Analyses of birth data, infant mortality, and death rates using vital statistics data from the National Vital Statistics System follow the NCHS guidelines for analysis of trends and use aggregated point estimates and their standard errors rather than record-level data. For more information, see Ingram DD, Malec DJ, Makuc DM, Kruszon-Moran D, Gindi RM, Albert M, et al. National Center for Health Statistics guidelines for analysis of trends. National Center for Health Statistics. Vital Health Stat 2(179). 2018. Increasing or decreasing trends in the estimates are assessed using Joinpoint and the grid search method with an overall p value of 0.05. In analyses with fewer than 10 time points, BIC is used to select the model. In analyses with 10 or more time points, the permutation test is used to select the model. The maximum number of inflection points searched for is limited to 1, the software default when 11 time points are included in any analysis. The NCHS guidelines for analysis of trends (see: National Center for Health Statistics Guidelines for Analysis of Trends) recommend against searching for more inflection points than the software default for vital statistics data, because this increases the likelihood of estimation issues. As few as two observed time points are allowed in beginning and ending line segments (not counting the inflection points). Trend analyses using Joinpoint are carried out on the log scale for birth, infant mortality, and death rates so that results provide estimates of average annual percent change.

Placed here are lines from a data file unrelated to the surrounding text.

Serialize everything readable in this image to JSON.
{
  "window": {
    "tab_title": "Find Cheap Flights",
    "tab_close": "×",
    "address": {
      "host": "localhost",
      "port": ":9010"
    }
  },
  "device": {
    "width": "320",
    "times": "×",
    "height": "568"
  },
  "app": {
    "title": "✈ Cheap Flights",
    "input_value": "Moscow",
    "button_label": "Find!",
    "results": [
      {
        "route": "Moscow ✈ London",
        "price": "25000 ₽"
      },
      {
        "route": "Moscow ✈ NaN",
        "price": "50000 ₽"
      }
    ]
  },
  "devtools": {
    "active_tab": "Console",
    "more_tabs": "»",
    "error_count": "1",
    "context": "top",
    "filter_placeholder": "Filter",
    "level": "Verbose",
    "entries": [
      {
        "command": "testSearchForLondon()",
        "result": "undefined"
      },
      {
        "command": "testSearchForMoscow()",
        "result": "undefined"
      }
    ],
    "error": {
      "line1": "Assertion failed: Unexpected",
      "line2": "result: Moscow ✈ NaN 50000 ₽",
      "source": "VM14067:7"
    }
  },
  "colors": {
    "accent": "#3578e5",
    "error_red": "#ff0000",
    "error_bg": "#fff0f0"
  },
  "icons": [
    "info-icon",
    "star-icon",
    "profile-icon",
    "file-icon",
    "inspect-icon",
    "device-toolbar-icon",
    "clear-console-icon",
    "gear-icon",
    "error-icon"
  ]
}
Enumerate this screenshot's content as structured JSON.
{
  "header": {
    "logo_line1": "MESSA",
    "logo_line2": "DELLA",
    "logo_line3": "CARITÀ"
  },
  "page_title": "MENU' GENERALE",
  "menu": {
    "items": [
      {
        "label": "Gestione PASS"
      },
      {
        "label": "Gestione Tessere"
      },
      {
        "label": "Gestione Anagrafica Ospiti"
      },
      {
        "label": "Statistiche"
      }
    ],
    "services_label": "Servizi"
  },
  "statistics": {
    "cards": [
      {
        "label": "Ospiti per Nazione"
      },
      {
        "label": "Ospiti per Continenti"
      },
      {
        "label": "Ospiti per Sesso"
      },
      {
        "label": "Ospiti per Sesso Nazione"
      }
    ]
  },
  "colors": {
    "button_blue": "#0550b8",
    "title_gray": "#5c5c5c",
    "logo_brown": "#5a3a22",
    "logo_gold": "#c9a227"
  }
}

Note that all calculations described in this section are performed on the most accurate unrounded values available while using SUDAAN or Joinpoint to ensure the most accurate test results. Where possible, estimates and standard errors are to five or more decimal places. Final published content (figures and data sets) may have been rounded for presentation purposes. Using these rounded figures to reproduce calculations may lead to slightly different results.

Other data sources

Trends in other data sources

In analyses of other data sources, the difference between two points is assessed for statistical significance using either z tests, when standard errors are available, or the statistical testing methods recommended by the data systems. For analyses of two time points, the differences between the two points are assessed for statistical significance at the 0.05 level using z tests without correction for multiple comparisons. For other data sources, significant comparisons are generally based on the recommendations of the sources. For health expenditure, physician, and dentist data, changes are based on absolute differences. For HIV cases, differences greater than 5% are generally discussed in the text. For life expectancy, changes of 0.1 year or greater are usually discussed. For other data sources with no standard errors, relative differences greater than 10% are generally discussed.